Die Freuden des Motorradfahrens

Die Kettenritzelcrew 2017 (Foto: Axel Thomsen)

Seit fünf Jahren fahre ich jedes Jahr eine Motorradtour. Anfangs war es nur ein verlängertes Wochenende ins Riesengebirge, jetzt komme ich gerade zurück von acht Tagen Kurven jagen in den französischen Alpen. Die Zusammensetzung der Kettenritzelcrew hat dabei auch jedes Jahr variiert, von anfangs zwei Jungs auf fünf in den letzten drei Jahren in unterschiedlichster Zusammensetzung. Letztes Jahr kam Rolf neu dazu, dieses Jahr brachten Axel und Rolf ihren Freund Reinhard mit.

Auch wenn wir uns größtenteils untereinander nicht näher kannten, es passte immer. Obwohl immer unterschiedliche Charakterköpfe dabei sind. Vielleicht liegt es daran, daß wir alle im Motorrad fahren einen sehr emotionalen, gemeinsamen Nenner haben. Auch in anderen Kontexten habe ich erleben dürfen, daß sich Menschen viel schneller und direkter öffnen, wenn man die gleiche Passion Motorrad beim Gegenüber entdeckt.

Die Herzlichkeit, mit der uns Sandra letzte Woche Samstag begrüßte als wir regendurchnässt bei ihr vor der Tür standen ist auch nicht selbstverständlich für zwei Personen, die sich vorher noch nie persönlich gesehen haben. Gut, wir lesen unsere Blogs gegenseitig schon länger und sind auch in diversen sozialen Netzwerken verdingst. Trotzdem würde ich nicht bei jedem beim ersten Treffen meine nassen Socken ausziehen und zum trocknen auf den Ofen legen.

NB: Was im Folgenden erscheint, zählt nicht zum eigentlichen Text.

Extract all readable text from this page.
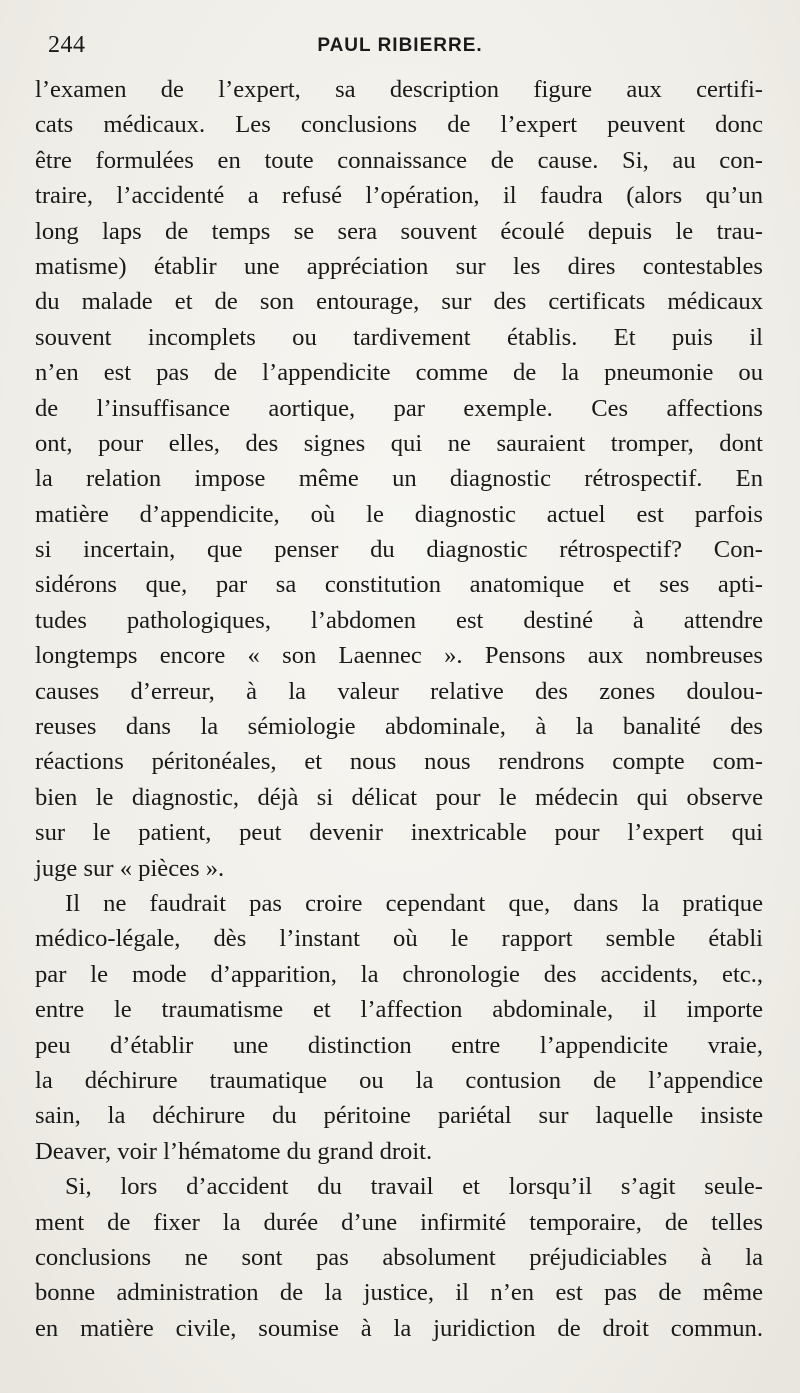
244	PAUL RIBIERRE.
l’examen de l’expert, sa description figure aux certifi-
cats médicaux. Les conclusions de l’expert peuvent donc
être formulées en toute connaissance de cause. Si, au con-
traire, l’accidenté a refusé l’opération, il faudra (alors qu’un
long laps de temps se sera souvent écoulé depuis le trau-
matisme) établir une appréciation sur les dires contestables
du malade et de son entourage, sur des certificats médicaux
souvent incomplets ou tardivement établis. Et puis il
n’en est pas de l’appendicite comme de la pneumonie ou
de l’insuffisance aortique, par exemple. Ces affections
ont, pour elles, des signes qui ne sauraient tromper, dont
la relation impose même un diagnostic rétrospectif. En
matière d’appendicite, où le diagnostic actuel est parfois
si incertain, que penser du diagnostic rétrospectif? Con-
sidérons que, par sa constitution anatomique et ses apti-
tudes pathologiques, l’abdomen est destiné à attendre
longtemps encore « son Laennec ». Pensons aux nombreuses
causes d’erreur, à la valeur relative des zones doulou-
reuses dans la sémiologie abdominale, à la banalité des
réactions péritonéales, et nous nous rendrons compte com-
bien le diagnostic, déjà si délicat pour le médecin qui observe
sur le patient, peut devenir inextricable pour l’expert qui
juge sur « pièces ».
Il ne faudrait pas croire cependant que, dans la pratique
médico-légale, dès l’instant où le rapport semble établi
par le mode d’apparition, la chronologie des accidents, etc.,
entre le traumatisme et l’affection abdominale, il importe
peu d’établir une distinction entre l’appendicite vraie,
la déchirure traumatique ou la contusion de l’appendice
sain, la déchirure du péritoine pariétal sur laquelle insiste
Deaver, voir l’hématome du grand droit.
Si, lors d’accident du travail et lorsqu’il s’agit seule-
ment de fixer la durée d’une infirmité temporaire, de telles
conclusions ne sont pas absolument préjudiciables à la
bonne administration de la justice, il n’en est pas de même
en matière civile, soumise à la juridiction de droit commun.
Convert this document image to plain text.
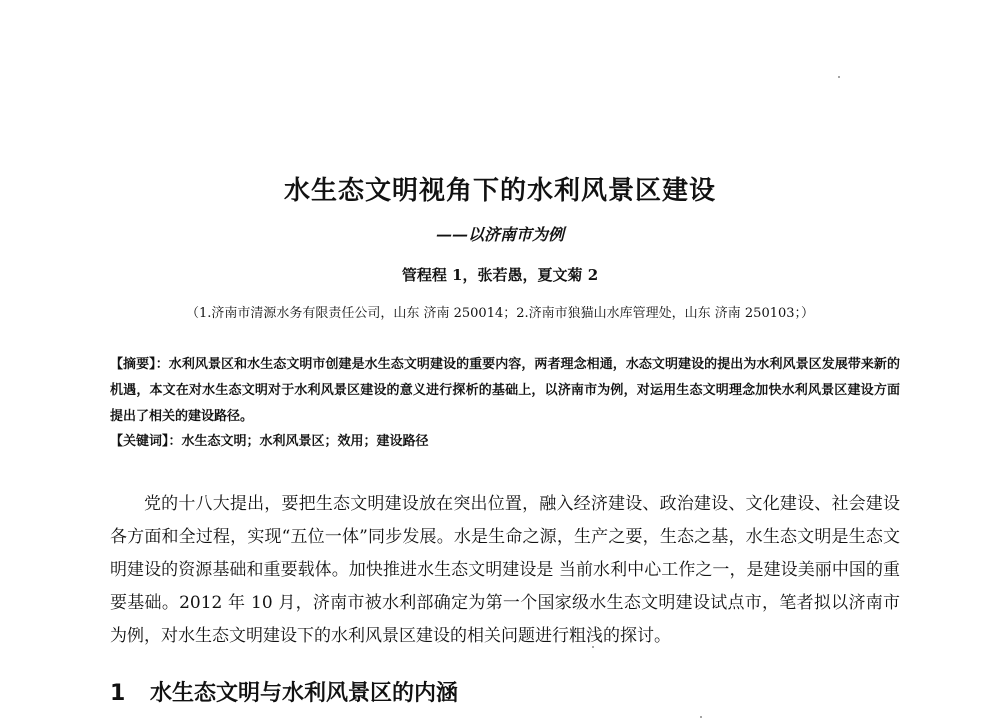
水生态文明视角下的水利风景区建设
——以济南市为例
管程程 1，张若愚，夏文菊 2
（1.济南市清源水务有限责任公司，山东 济南 250014；2.济南市狼猫山水库管理处，山东 济南 250103；）
【摘要】：水利风景区和水生态文明市创建是水生态文明建设的重要内容，两者理念相通，水态文明建设的提出为水利风景区发展带来新的机遇，本文在对水生态文明对于水利风景区建设的意义进行探析的基础上，以济南市为例，对运用生态文明理念加快水利风景区建设方面提出了相关的建设路径。
【关键词】：水生态文明；水利风景区；效用；建设路径
党的十八大提出，要把生态文明建设放在突出位置，融入经济建设、政治建设、文化建设、社会建设各方面和全过程，实现“五位一体”同步发展。水是生命之源，生产之要，生态之基，水生态文明是生态文明建设的资源基础和重要载体。加快推进水生态文明建设是 当前水利中心工作之一，是建设美丽中国的重要基础。2012 年 10 月，济南市被水利部确定为第一个国家级水生态文明建设试点市，笔者拟以济南市为例，对水生态文明建设下的水利风景区建设的相关问题进行粗浅的探讨。
1 水生态文明与水利风景区的内涵
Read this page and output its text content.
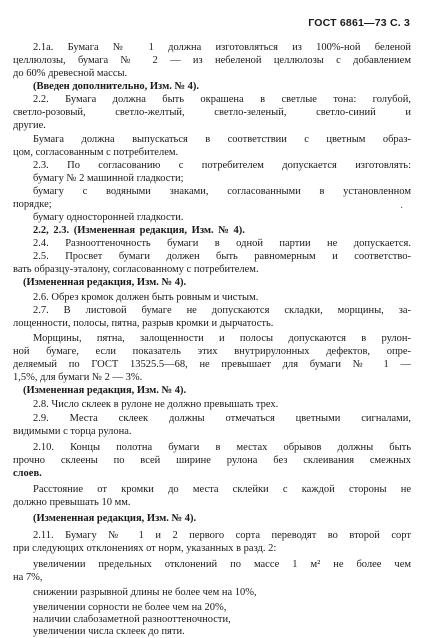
ГОСТ 6861—73 С. 3
2.1а. Бумага № 1 должна изготовляться из 100%-ной беленой
целлюлозы, бумага № 2 — из небеленой целлюлозы с добавлением
до 60% древесной массы.
(Введен дополнительно, Изм. № 4).
2.2. Бумага должна быть окрашена в светлые тона: голубой,
светло-розовый, светло-желтый, светло-зеленый, светло-синий и
другие.
Бумага должна выпускаться в соответствии с цветным образ-
цом, согласованным с потребителем.
2.3. По согласованию с потребителем допускается изготовлять:
бумагу № 2 машинной гладкости;
бумагу с водяными знаками, согласованными в установленном
порядке;
бумагу односторонней гладкости.
2.2, 2.3. (Измененная редакция, Изм. № 4).
2.4. Разнооттеночность бумаги в одной партии не допускается.
2.5. Просвет бумаги должен быть равномерным и соответство-
вать образцу-эталону, согласованному с потребителем.
(Измененная редакция, Изм. № 4).
2.6. Обрез кромок должен быть ровным и чистым.
2.7. В листовой бумаге не допускаются складки, морщины, за-
лощенности, полосы, пятна, разрыв кромки и дырчатость.
Морщины, пятна, залощенности и полосы допускаются в рулон-
ной бумаге, если показатель этих внутрирулонных дефектов, опре-
деляемый по ГОСТ 13525.5—68, не превышает для бумаги № 1 —
1,5%, для бумаги № 2 — 3%.
(Измененная редакция, Изм. № 4).
2.8. Число склеек в рулоне не должно превышать трех.
2.9. Места склеек должны отмечаться цветными сигналами,
видимыми с торца рулона.
2.10. Концы полотна бумаги в местах обрывов должны быть
прочно склеены по всей ширине рулона без склеивания смежных
слоев.
Расстояние от кромки до места склейки с каждой стороны не
должно превышать 10 мм.
(Измененная редакция, Изм. № 4).
2.11. Бумагу № 1 и 2 первого сорта переводят во второй сорт
при следующих отклонениях от норм, указанных в разд. 2:
увеличении предельных отклонений по массе 1 м² не более чем
на 7%,
снижении разрывной длины не более чем на 10%,
увеличении сорности не более чем на 20%,
наличии слабозаметной разнооттеночности,
увеличении числа склеек до пяти.
·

Schön sind auch die kurzen Gespräche mit anderen Motorradfahrern, wenn man auf der Tour irgendwo anhält. Am Furkapass scherzte ich mit zwei älteren, englischen Ehepaaren, die neben uns geparkt hatten. Am Colle del Valonetto versucht man dem verzweifelten Africa Twin-Fahrer zu erklären, wie er den Einstieg in die Maira-Stura Grenzkammstrasse finden kann (er hatte seine Karte falschrum gelesen). Man hat Spaß gemeinsam, man hilft sich gegenseitig.

Motorrad fahren macht viel mehr aus, als das reine ziehen am Kabel. Ich freue mich jeden Tag, Teil dieser Gemeinschaft zu sein.

Wann fahren wir wieder?

Advertisements

4 Gedanken zu “Die Freuden des Motorradfahrens

  1. So ähnlich ist es bei mir (uns) ja auch.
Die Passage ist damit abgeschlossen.